La seconde partie du texte constitue les attendus de la décision, qui sont littéralement accablants. La commission des requêtes estime en effet que Christine Lagarde s’est impliquée personnellement et de façon litigieuse dans un dossier qui n’avait pour but que de renflouer par tous les moyens Bernard Tapie, cela malgré un risque judiciaire très faible pour l’Etat, et en dépit de l’opposition de plusieurs hauts fonctionnaires. Au vu de ces éléments, Christine Lagarde ne semble pas pouvoir échapper à une mise en examen qui fragiliserait sa position à la tête du Fonds monétaire international.
Voici un résumé en douze points de cette décision (l’intégralité du texte peut être consultée dans l’onglet Prolonger).
Des anomalies répétées
1. Le processus qui a conduit « à la condamnation du CDR au paiement de sommes élevées à la charge des finances publiques comporte de nombreuses anomalies et irrégularités ».
2. Le « contentieux Adidas » n’était visé ni par le protocole ni par la loi de 1995 qui organisaient la « défaisance » du Crédit lyonnais, et le courrier ministériel de 1999 étendant la garantie du CDR à ce contentieux « était privé de fondement juridique ».
3. La légalité du recours à l’arbitrage par le CDR, organisme public, est « incertaine », et aucun avis sur ce point n’a été demandé au Conseil d’Etat.

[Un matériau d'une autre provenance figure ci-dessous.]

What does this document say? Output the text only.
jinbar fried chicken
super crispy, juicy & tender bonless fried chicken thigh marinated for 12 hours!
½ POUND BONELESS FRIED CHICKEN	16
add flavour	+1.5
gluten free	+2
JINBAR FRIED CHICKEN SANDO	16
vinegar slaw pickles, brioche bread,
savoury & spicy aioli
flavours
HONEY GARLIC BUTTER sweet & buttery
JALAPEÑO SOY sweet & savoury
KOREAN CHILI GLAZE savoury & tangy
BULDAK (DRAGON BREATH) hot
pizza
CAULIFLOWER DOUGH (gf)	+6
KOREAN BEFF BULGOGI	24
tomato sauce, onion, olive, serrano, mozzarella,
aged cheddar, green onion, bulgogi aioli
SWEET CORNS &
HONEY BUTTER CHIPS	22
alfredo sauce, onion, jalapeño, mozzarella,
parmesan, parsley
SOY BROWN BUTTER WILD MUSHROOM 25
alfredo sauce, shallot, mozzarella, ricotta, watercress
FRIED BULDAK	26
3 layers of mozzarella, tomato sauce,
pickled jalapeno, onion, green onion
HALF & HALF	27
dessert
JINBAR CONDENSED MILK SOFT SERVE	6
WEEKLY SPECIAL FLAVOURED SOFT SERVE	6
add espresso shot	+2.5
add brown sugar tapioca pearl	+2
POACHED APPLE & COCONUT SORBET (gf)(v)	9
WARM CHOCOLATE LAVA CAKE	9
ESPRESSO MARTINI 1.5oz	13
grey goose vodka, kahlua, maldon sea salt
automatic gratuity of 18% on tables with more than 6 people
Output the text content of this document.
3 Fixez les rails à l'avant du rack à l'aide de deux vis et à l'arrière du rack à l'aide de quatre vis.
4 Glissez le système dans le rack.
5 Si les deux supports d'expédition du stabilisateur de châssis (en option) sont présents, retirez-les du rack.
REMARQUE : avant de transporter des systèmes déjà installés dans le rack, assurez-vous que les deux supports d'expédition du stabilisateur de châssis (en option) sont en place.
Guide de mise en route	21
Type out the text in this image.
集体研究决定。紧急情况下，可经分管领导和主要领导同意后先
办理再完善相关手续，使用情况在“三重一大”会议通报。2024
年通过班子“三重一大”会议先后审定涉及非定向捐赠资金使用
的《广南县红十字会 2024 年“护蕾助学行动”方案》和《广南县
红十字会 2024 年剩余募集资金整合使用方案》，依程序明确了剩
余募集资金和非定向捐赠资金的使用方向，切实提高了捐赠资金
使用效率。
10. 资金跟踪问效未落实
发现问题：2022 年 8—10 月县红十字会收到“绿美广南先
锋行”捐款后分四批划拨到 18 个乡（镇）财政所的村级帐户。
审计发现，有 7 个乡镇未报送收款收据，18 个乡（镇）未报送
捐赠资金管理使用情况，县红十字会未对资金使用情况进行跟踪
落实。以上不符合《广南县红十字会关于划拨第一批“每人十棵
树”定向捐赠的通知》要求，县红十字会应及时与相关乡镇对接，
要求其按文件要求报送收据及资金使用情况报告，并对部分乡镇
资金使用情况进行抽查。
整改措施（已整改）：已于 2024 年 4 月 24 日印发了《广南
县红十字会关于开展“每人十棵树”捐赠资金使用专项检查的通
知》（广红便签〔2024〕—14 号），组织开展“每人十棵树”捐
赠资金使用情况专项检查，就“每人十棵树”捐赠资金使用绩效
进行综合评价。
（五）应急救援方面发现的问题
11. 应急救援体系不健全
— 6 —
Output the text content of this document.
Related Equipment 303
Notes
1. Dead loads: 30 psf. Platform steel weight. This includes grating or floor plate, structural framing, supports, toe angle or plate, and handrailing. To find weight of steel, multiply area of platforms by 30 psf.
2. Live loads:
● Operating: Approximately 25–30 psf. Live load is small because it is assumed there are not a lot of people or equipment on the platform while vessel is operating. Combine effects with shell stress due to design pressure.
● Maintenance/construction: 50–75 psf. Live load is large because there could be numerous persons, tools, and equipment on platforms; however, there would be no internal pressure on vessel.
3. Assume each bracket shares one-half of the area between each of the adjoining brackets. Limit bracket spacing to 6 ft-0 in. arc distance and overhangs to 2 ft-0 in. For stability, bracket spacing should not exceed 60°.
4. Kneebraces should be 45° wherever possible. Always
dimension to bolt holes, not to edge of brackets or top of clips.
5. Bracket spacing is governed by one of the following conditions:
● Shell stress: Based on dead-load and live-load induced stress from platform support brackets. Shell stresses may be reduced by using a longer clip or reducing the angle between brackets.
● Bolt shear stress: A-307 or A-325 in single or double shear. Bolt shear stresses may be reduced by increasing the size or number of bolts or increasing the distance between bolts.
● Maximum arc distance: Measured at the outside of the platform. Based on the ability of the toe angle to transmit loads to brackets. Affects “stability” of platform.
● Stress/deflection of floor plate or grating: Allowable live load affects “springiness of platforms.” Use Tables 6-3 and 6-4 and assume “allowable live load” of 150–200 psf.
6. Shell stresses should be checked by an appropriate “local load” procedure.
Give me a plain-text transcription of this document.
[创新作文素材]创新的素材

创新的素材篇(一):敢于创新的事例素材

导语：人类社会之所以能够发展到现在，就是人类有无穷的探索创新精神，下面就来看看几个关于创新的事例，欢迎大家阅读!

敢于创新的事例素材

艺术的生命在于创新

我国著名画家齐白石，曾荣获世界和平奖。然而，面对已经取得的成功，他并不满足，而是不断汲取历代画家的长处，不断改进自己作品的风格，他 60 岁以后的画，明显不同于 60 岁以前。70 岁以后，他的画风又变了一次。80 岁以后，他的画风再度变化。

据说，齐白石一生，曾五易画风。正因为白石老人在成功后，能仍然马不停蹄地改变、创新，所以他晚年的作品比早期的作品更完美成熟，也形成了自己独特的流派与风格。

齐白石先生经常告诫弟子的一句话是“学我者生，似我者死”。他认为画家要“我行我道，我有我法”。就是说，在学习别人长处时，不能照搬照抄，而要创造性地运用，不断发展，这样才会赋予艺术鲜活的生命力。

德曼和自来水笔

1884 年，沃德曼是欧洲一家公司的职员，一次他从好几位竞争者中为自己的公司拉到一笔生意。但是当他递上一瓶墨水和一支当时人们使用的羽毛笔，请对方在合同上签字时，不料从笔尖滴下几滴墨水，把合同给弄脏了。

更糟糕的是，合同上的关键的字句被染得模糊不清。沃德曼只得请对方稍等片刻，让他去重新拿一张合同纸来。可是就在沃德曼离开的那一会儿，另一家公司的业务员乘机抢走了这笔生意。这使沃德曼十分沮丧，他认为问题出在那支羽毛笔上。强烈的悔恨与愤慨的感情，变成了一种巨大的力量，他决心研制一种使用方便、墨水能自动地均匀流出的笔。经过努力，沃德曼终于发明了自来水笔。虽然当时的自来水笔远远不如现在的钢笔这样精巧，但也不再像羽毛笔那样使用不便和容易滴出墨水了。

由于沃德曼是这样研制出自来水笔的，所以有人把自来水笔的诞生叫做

4. Le recours à l’arbitrage a été proposé par les mandataires judiciaires du groupe Tapie alors que leurs chances de gagner en justice « étaient à tout le moins sérieusement compromises par l’arrêt de cassation » d’octobre 2006. Décidé par Jean-Louis Borloo, par ailleurs ancien avocat de Bernard Tapie, dès sa prise de fonction le 18 mai 2007, le principe de l’arbitrage a pourtant « été retenu malgré l’opposition manifestée à plusieurs reprises (…) par le directeur général de l’agence des participations de l’Etat ».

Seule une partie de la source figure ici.